God was helping Jesus to show the disciples (and us) the truth of the past, present and future with this time of Transfiguration.
All of this was about to become possible after Jesus went on to the cross, died, was buried and resurrected in three days.
TWO WITNESSES
As for Moses and Elijah; I’m sure they went back to heaven to prepare for their roles to do even more for God during the end times. I truly believe that they are the “two witnesses” we read about in Revelation.
Whatever Moses missed by not immediately crossing over to The Promised Land was made up to him a million times over by God allowing this moment.
He got to stand beside the Transfigured Jesus Christ and become a witness for the disciples. Also; in the future he will get to do the same for those who live through times of tribulation.
Yes; this could happen again!
In the meantime; the place where Moses now resides with God, Enoch and Elijah and the angels must be so much better than the place where the Israelites received their earthly inheritance.
IT ISN’T FINISHED UNTIL GOD SAYS IT IS FINISHED
There are those who do not search out the rest of this story. They stop at the death of Moses and think Moses did not finish well. To those I say; it isn’t finished until God says it is finished.

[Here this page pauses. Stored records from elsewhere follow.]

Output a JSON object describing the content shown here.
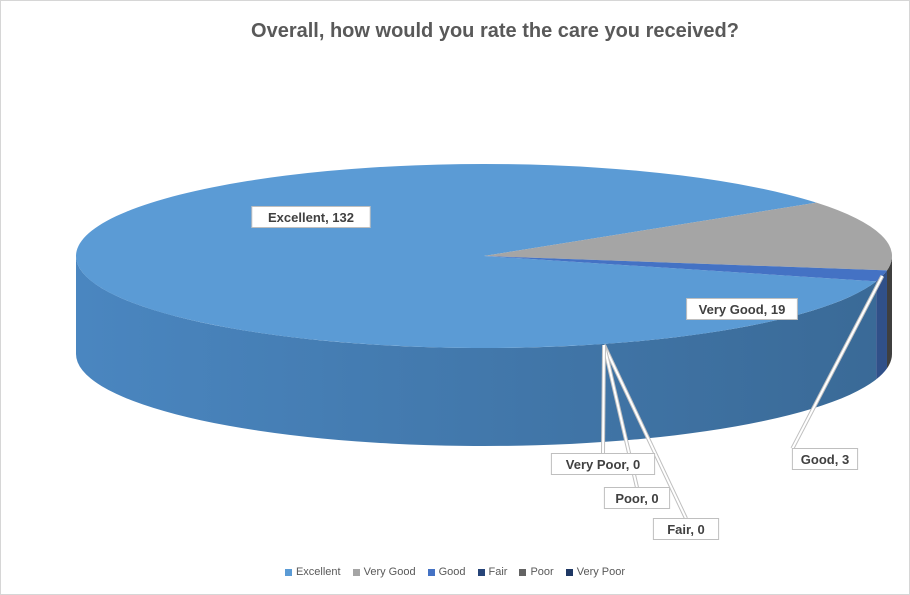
{
  "chart_data": {
    "type": "pie",
    "title": "Overall, how would you rate the care you received?",
    "categories": [
      "Excellent",
      "Very Good",
      "Good",
      "Fair",
      "Poor",
      "Very Poor"
    ],
    "values": [
      132,
      19,
      3,
      0,
      0,
      0
    ],
    "colors": [
      "#5b9bd5",
      "#a5a5a5",
      "#4472c4",
      "#264478",
      "#636363",
      "#1f3864"
    ],
    "data_labels": [
      "Excellent, 132",
      "Very Good, 19",
      "Good, 3",
      "Fair, 0",
      "Poor, 0",
      "Very Poor, 0"
    ],
    "legend_position": "bottom"
  }
}
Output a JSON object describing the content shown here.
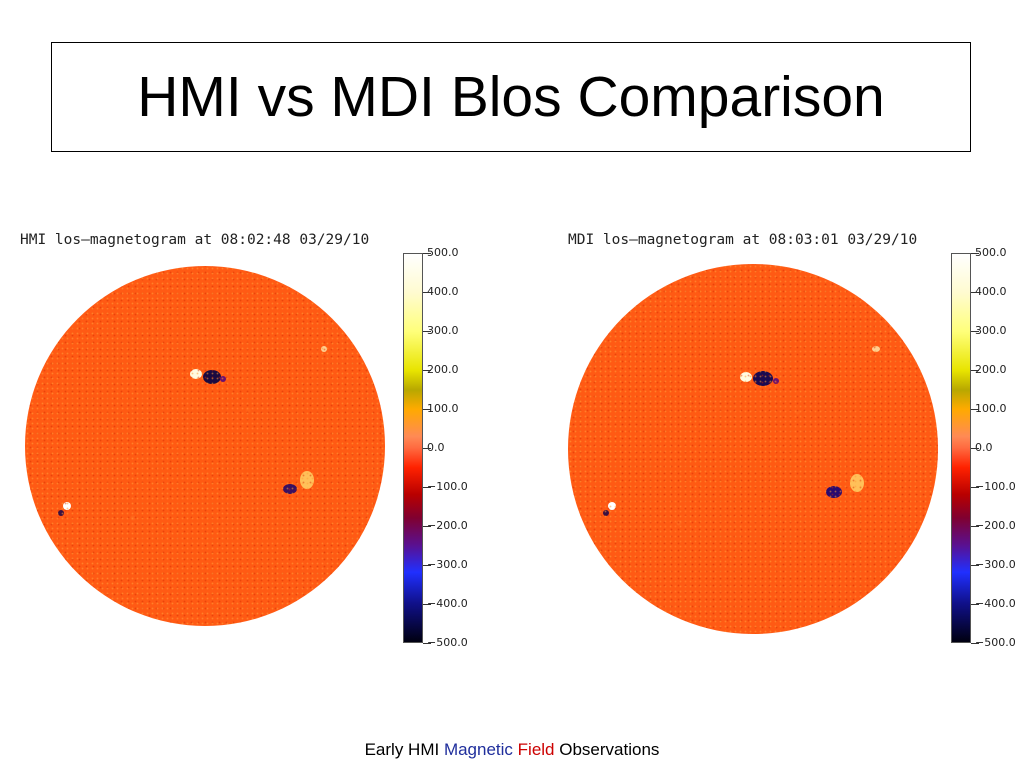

Apparently God had more plans for Moses than we usually think about or recall.
So when you are disappointed with the way things seem to be going in your owh life and you think God might have forgotten your destiny or left you outside of his current plan or be finished with your services altogether; just keep trusting that God knows best.
That was what Moses did and I don’t think he had one regret.

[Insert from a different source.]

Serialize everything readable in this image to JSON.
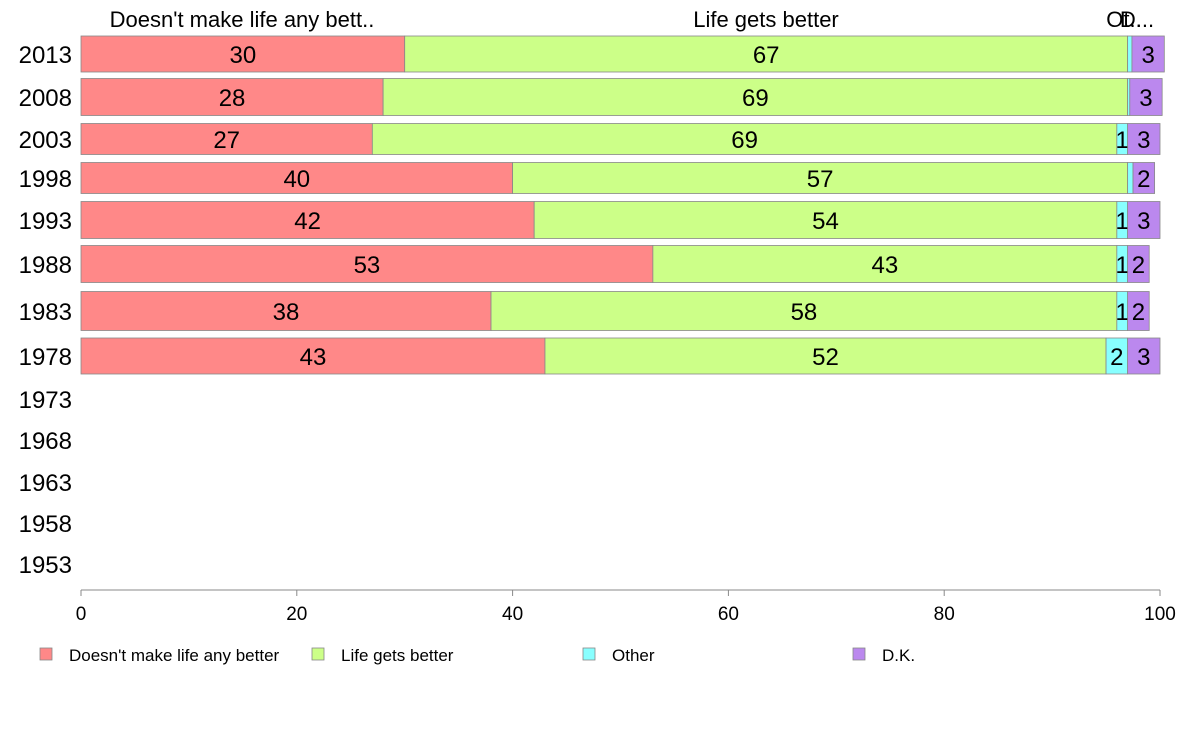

In the life of Moses we saw what all followers of Jesus need to see. We saw that breaking just ONE tiny, little part of the law can condemn a man forever. That was true for awhile; then Jesus came with a better way.
In the Transformation we see that knowing Jesus and trusting Him with everything is the key to a divine way of living. He fulfilled the law and He alone has the resurrection power that saves us.
THE WAY THE TRUTH AND THE LIFE
Moses knew Jesus.
Seeing Moses at the Transfiguration was positive proof that Jesus is truly the way, the truth and the life.
Moses believed in Christ even before He came to live on this earth. That is true faith. God never lets true faith go unrewarded though it may not look that way from a distance. God’s timing and our timing are so different. He is outside of time and we are inside of time. He knows the end; but we must live it out to know.
If Moses could believe without even seeing or knowing all of the facts; why can’t we believe by knowing the facts and seeing the proof standing with Jesus up there on that mountain?
There will be miracles; when we believe.